Fears of violence were stoked by the ambush killings of eight police officers in Dallas and Baton Rouge, Louisiana, earlier this month and by Ohio's open-carry law, which allows gun owners to carry their weapons in plain sight.

Republican presidential hopeful Donald Trump also caused concerns earlier this year when he claimed there would be riots in the streets of Cleveland if he collected the required number of delegates and the GOP were to deny him the nomination.

A small number of people openly carried guns during some of the protests but caused no reported problems. By the end of the convention, those who entered the Public Square with weapons were mostly ignored.

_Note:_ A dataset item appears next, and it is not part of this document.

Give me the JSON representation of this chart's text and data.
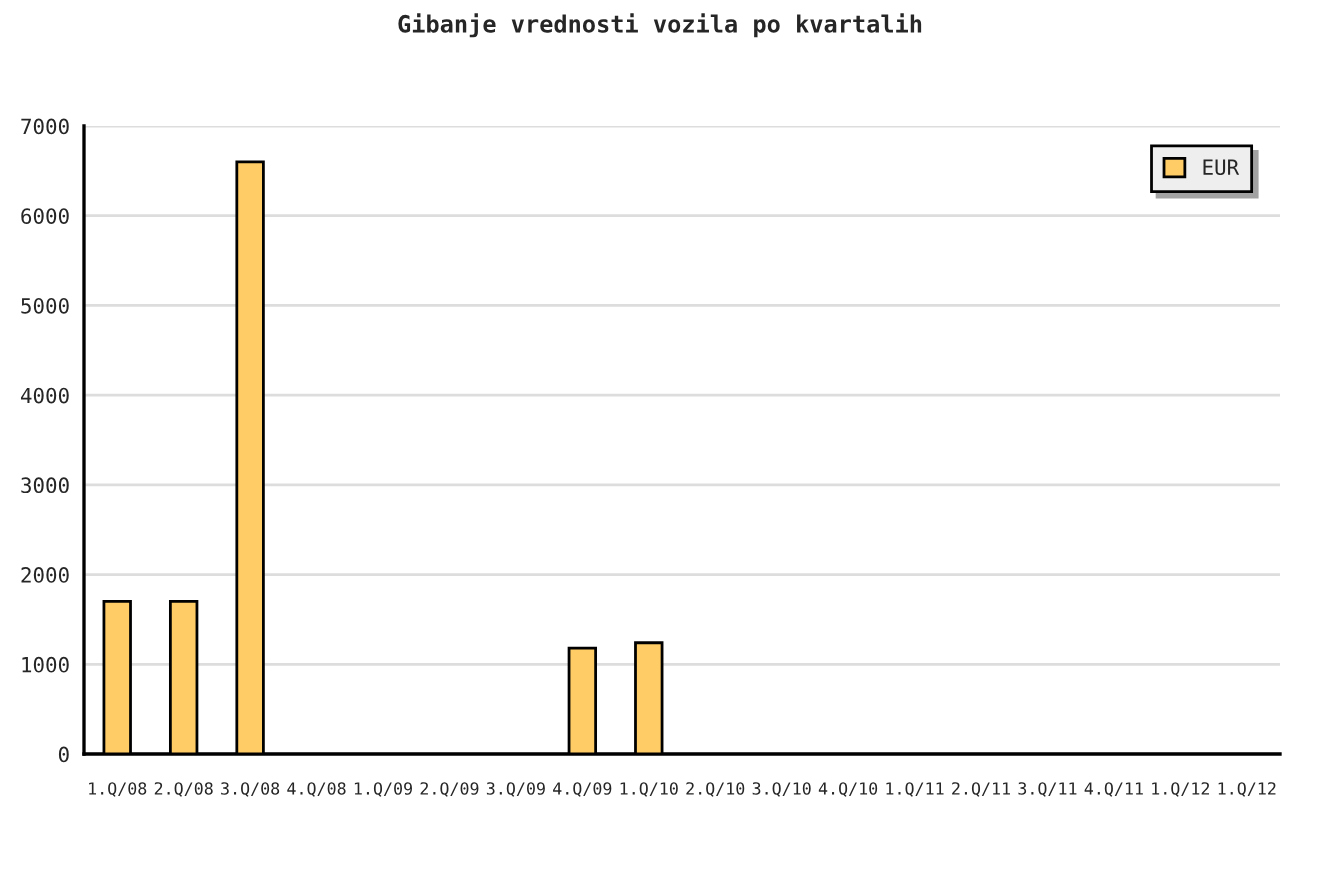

Cleveland police were "outstanding" in protecting the America First Unity Rally on Monday and preventing anti-Trump protesters from crashing the event, said organizer Tim Selaty Sr. The rally drew about 400 people, far fewer than expected, he said.

Glenn Wilcoxson, of Clearwater, Florida, who spent the week selling Trump shirts, hats and stickers, said he didn't know what to expect given what was on the news beforehand.

"It was going to be massive riots and problems, but we got here and there have been very little problems," he said. "The police have done such a wonderful job, unbelievable."

Michael R. Sisak and Michael Hill in Cleveland, John Seewer in Toledo and Andrew Welsh-Huggins in Columbus contributed to this report.